I’ve taught at a few workshops and am starting to do a few seminars now. I really enjoy seeing young timid newcomers blossom and grow strong. This past weekend I did a workshop for new to the mat women. Four of them could not easily do a somersault at the beginning of the class. By the end of class, they had learned a few techniques, felt safe on the mat, rolled their first matches, and left smiling. They gained a touch of confidence and a little bit of awareness. Who knows if they stick with it? I hope they do. If they choose to though, I will be there for them to lean on.
Do you have any other hobbies besides jiu-jitsu?
There is something other than jiu-jitsu? I keep myself pretty busy but nothing I would call a hobby. I volunteer quite a bit for my community, helping take care of landscaping and the political mumbo-jumbo my condominium association has to deal with. Also, there is always something to do when you have children. My daughter is in the school band so I help there quite often. Before that there were sports or Scouts to keep up with. I’m a routine blood donor, having given over 10 gallons of blood or blood components throughout the years. When possible I go to my gym though. My jiu-jitsu family keeps me centered, humble, and encouraged.
I greatly appreciate the support from Fenom! I had actually sent an email to a prominent gi company long ago about tailoring a gi towards women.

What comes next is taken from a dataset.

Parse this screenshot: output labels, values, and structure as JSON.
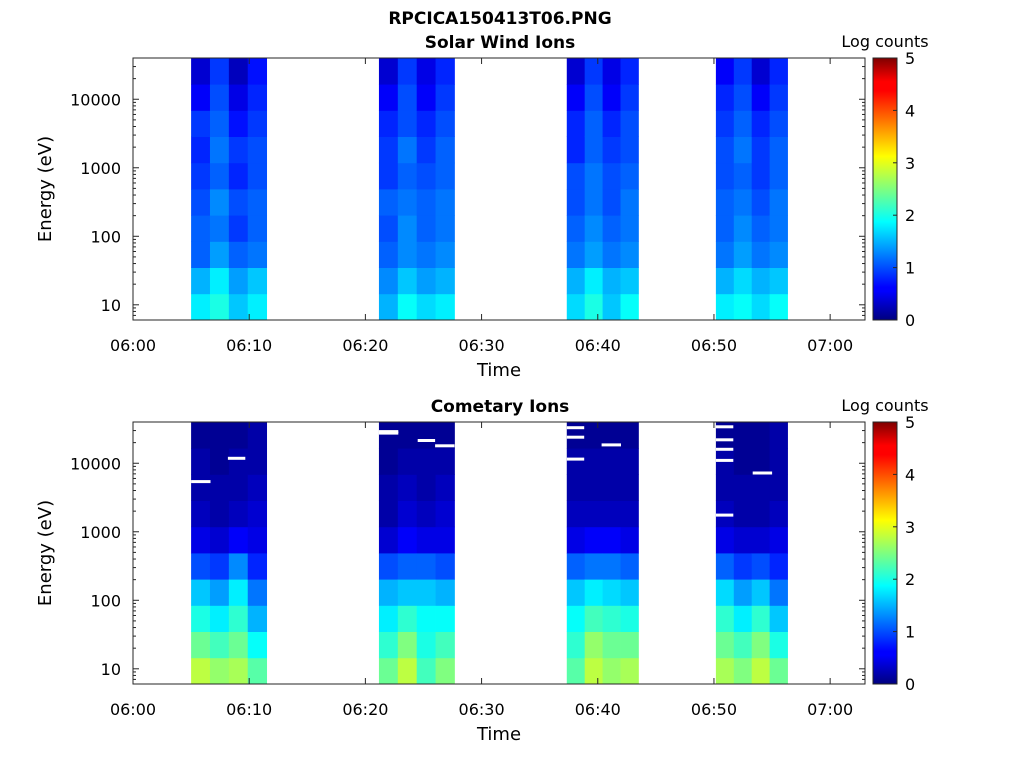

The response was lacking, at best. It is great to see how women are not only becoming accepted in jiu-jitsu but encouraged and honored as well. There is seemingly no limit to what can be accomplished when people support each other and work towards the greater good.
Better tomorrows come from the actions and decisions we make today. Jiu-jitsu is a wonderful forum for this. BJJ tears away what we are not supposed to be and provides a supportive community to lean on while we gain the strength and perseverance necessary to be leaders in this world. Where we are today in jiu-jitsu seemed unfathomable just a few short years ago. Just imagine what it will be like in a few more.